Mais une loi est toujours dogmatique, car limitée à imposer ses décrets sans prouver leur justesse. Le sens de la loi et sa raison d’être ne sont pas contenus dans la loi, mais proviennent d’un raisonnement mené en amont ; souvent d’une simple tradition dont on a oublié l’origine ou du caprice fiévreux d’un roi. Aucun appareil judiciaire ne contient une loi qui se fonde elle-même. Aucune loi n’est sa propre créatrice. Aucune loi ne naît d’elle-même. Aucune loi ne contient une vie propre. La loi n’est pas physis. La loi n’est pas natura. Toute loi est un artifice.
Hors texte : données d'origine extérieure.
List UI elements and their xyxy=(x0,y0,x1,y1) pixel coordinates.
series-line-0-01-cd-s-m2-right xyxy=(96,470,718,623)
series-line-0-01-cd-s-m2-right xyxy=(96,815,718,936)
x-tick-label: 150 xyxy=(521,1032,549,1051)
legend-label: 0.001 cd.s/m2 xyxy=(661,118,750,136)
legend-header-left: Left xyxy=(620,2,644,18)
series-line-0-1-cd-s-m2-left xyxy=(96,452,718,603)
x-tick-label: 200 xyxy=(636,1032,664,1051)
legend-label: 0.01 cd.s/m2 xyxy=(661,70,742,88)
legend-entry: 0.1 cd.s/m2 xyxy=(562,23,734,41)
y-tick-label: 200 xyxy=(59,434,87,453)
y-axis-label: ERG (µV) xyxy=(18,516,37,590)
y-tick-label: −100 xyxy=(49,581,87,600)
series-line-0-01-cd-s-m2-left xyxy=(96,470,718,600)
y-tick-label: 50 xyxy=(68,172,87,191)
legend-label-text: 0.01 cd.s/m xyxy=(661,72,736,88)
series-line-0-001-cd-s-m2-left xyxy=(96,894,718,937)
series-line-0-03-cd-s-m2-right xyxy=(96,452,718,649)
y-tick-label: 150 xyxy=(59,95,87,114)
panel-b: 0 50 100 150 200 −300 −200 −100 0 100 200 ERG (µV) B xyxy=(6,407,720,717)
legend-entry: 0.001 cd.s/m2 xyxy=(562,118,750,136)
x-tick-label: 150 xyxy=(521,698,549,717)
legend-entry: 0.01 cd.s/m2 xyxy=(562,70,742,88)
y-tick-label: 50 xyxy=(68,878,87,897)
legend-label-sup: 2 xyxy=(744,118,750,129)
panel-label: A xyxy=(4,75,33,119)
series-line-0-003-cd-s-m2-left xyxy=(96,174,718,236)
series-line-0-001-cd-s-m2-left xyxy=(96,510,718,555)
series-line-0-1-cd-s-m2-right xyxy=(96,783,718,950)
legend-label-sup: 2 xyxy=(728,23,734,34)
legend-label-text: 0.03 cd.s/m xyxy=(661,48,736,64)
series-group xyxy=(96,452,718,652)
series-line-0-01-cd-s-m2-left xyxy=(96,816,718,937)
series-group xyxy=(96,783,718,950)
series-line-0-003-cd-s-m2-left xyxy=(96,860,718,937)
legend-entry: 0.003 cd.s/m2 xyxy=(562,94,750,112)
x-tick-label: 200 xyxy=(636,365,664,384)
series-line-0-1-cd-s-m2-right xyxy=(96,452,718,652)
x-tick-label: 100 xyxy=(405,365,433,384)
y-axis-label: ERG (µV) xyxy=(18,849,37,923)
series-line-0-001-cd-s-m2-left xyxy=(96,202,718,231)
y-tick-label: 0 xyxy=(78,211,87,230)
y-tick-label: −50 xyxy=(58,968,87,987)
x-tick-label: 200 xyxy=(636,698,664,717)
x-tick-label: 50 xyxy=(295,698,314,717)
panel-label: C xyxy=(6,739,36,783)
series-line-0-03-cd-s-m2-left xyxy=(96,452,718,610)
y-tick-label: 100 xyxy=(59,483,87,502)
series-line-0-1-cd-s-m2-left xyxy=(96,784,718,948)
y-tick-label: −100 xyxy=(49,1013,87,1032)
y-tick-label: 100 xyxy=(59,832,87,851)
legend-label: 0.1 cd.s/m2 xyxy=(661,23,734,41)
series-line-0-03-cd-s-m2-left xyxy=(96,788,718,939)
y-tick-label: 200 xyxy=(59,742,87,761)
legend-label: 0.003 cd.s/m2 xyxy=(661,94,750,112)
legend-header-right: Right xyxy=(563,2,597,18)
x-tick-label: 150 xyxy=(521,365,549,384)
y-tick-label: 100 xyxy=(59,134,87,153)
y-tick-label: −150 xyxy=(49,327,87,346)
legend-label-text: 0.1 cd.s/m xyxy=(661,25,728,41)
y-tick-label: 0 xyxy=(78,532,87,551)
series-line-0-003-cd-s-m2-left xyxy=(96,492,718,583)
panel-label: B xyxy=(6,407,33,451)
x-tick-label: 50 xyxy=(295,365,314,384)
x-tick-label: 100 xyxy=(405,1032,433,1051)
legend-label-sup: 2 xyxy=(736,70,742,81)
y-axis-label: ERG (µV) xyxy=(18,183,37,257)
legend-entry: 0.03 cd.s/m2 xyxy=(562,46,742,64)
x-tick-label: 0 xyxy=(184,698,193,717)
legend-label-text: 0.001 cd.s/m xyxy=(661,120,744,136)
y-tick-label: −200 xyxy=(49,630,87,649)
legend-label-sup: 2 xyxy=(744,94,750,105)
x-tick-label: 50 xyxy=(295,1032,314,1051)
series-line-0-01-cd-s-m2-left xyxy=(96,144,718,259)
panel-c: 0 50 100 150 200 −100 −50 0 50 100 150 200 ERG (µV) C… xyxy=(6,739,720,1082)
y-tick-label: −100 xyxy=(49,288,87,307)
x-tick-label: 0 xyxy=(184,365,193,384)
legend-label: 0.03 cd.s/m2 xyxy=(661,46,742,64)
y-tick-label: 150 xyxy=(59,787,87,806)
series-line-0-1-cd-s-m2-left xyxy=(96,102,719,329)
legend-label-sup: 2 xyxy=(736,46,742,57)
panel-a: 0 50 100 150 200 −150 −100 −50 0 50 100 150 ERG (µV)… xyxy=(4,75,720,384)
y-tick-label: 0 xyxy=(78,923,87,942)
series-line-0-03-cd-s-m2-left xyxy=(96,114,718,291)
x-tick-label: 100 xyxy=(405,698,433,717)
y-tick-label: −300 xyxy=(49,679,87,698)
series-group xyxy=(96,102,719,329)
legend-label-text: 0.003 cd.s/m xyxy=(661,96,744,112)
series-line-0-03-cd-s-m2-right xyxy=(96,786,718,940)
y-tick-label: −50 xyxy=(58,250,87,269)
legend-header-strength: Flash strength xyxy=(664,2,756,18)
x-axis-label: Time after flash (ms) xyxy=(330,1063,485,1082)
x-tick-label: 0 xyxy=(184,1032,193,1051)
Il n’y a pas de lois naturelles.
Comment, alors, réinjecter de la vie dans une pensée déclinée en préceptes ? Comment faire en sorte que nos mots continuent à porter la vie qui nous a menés à les prononcer, lorsqu’il ne restera d’eux plus que des rayures sur une surface lisse ? Quel shem trouver pour notre golem, c’est-à-dire pour notre informe, pour notre inachevée pensée ? Comment retrouver la nature dans l’artifice de la loi ?
Faut-il commencer en créant une pensée capable de démonter ses propres dogmes ?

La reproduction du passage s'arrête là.